Je pense que le MS 372 est une tentative pour mettre fin à ses rumeurs : le Vatican veut prouver que la Vulgate est une bonne traduction du grec, en créant un texte grec qui va piocher dans plusieurs manuscrits du Vatican, et qui est très proche de la Vulgate. C’est une manière pour le Vatican d’affirmer que d’abord, eux aussi sont compétents pour travailler sur les questions des manuscrits grecs et de leurs traductions, et que les réflexions sur la qualité des textes ne sont pas que dans le camps protestant, mais aussi d’affirmer la qualité de la Vulgate.
Et qui serait à l’origine de ce travail ?
Mes investigations m’ont poussé à remonter au cardinal Sirleto, qui était le directeur de la bibliothèque Vaticane à l’époque où le manuscrit a été copié, et dont certains diront qu’il était l’homme qui connaissait le mieux le grec et le latin au XVIe siècle.
J’ai pu chercher les archives de ses correspondances, et j’ai trouvé une conversation particulièrement intéressante qu’il a eu avec celui avec un certain Cardinal Cervini : celui-ci est extrêmement déçu que l’Eglise catholique choisisse une approche dogmatique vis-à-vis de la Vulgate en voulant l’imposer comme seule traduction inspirée, plutôt qu’une démarche intellectuelle où il serait possible de démontrer qu’il s’agit d’une traduction supérieure. Il dit bien dans sa lettre que l’approche scientifique est pour lui la seule manière de convaincre Erasme et ses défenseurs, alors qu’imposer la qualité de la Vulgate par la force ne mènera qu'à l’affaiblissement de la qualité de celle-ci aux yeux des intellectuels de l’époque.
Et il réussi à convaincre Cervini ?
Et oui, Cervini est d’accord, et propose à Sirleto une bourse de recherche pour mener à bien son projet, qui donnera lieu au MS 372. Sauf que Cervini devient le Pape Marcell II en 1555, et ne règnera que 22 jours.

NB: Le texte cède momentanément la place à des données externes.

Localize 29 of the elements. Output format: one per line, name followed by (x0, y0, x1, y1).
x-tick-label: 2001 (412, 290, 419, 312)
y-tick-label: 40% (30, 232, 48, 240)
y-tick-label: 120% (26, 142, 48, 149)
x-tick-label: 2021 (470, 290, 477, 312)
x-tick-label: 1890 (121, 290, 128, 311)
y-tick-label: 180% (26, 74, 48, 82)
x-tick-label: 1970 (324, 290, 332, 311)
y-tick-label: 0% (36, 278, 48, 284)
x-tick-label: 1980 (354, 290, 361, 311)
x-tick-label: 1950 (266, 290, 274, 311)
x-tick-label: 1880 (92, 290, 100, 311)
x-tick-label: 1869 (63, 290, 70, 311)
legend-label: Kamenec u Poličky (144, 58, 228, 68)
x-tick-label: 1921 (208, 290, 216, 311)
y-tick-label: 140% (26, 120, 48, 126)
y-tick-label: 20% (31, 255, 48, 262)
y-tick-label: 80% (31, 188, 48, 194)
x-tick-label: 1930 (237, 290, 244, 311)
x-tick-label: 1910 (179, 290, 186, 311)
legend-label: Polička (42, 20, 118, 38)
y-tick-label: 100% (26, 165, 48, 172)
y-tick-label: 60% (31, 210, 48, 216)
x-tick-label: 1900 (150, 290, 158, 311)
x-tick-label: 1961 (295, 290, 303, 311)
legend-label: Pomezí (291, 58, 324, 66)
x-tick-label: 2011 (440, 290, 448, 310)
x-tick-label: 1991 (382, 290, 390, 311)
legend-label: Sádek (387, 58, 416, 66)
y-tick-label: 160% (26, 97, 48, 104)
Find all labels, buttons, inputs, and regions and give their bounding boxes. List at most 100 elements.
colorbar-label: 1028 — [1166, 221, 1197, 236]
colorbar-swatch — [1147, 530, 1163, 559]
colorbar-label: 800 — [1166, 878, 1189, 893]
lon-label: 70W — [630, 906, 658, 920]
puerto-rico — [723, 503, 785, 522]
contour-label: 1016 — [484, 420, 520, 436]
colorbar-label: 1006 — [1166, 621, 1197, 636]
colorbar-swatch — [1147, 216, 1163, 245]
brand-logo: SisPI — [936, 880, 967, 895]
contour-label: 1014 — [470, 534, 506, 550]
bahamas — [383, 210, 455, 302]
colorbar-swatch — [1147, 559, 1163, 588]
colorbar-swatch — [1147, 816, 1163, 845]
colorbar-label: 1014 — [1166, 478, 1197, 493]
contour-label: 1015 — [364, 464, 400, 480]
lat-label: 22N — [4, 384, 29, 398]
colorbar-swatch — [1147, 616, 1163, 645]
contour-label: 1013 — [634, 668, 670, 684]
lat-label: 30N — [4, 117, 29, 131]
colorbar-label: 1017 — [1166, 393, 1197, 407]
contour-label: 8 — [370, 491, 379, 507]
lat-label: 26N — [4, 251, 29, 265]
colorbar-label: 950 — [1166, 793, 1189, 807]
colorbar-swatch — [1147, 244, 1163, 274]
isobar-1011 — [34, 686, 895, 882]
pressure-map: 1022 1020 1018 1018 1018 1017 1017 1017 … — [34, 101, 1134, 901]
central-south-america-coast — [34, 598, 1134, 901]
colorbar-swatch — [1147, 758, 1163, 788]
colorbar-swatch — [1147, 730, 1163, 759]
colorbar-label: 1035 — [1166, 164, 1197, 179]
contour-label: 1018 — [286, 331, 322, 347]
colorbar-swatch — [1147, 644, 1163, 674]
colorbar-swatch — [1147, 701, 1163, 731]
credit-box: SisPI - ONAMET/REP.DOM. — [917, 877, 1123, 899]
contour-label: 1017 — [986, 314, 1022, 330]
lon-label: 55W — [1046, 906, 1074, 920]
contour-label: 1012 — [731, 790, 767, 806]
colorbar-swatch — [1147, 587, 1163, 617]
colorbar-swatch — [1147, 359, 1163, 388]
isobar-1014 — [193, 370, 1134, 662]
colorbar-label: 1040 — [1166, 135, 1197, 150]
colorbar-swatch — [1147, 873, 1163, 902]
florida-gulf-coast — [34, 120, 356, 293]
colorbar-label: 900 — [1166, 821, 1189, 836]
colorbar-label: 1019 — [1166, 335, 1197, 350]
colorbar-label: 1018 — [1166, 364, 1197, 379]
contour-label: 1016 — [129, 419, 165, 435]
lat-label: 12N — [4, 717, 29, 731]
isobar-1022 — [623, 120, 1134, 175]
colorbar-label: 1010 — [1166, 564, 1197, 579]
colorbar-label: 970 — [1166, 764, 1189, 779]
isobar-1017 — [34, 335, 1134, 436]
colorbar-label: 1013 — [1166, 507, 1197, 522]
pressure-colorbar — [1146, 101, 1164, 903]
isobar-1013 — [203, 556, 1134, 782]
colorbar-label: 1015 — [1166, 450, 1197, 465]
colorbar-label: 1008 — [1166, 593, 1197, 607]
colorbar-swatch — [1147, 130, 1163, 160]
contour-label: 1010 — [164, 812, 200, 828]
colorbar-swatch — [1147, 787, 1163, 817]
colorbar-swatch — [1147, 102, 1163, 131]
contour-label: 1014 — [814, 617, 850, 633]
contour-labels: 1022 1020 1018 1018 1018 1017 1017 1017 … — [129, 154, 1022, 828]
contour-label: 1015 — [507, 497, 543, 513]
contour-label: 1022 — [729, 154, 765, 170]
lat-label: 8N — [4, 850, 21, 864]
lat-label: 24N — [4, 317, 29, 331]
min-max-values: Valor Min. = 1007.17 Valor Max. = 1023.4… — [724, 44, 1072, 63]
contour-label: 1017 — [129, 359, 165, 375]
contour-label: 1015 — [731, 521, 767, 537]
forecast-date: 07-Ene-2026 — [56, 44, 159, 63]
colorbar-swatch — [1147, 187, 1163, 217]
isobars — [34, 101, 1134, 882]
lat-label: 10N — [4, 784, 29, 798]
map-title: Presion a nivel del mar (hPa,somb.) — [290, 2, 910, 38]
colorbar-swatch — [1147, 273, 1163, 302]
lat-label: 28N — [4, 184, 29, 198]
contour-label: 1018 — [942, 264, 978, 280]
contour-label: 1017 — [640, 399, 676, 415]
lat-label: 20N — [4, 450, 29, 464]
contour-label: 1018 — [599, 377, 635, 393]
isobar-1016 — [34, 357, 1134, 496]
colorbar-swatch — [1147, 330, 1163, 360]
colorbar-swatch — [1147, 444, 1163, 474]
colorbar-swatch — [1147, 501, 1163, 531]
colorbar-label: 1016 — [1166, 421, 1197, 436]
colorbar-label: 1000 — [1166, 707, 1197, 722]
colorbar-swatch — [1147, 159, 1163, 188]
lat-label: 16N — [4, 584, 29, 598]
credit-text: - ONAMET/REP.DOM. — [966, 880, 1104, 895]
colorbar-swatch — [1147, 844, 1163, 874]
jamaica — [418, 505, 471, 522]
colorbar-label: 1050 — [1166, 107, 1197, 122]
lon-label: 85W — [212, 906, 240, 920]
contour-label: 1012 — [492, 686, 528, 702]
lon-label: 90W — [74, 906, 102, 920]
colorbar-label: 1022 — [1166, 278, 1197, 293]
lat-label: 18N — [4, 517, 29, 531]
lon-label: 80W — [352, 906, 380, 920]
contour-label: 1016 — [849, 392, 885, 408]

Il semblerait que le financement se soit brusquement arrêté, et c’est pour ça que le MS 372 s’arrête de manière abrupte au chapitre 3 de l’Evangile de Jean. Le concile de Trente a de plus imposé la supériorité de la Vulgate de manière purement dogmatique et l’utilisation de cette seule traduction a des fins liturgiques, et je pense que le Vatican n’a donc pas ressenti le besoin de continuer à financer Sirleto. Celui-ci est alors nommé à la tête de la commission chargée d’éditer un nouveau texte de la Vulgate, que l’on appellera la Bible Sixtine.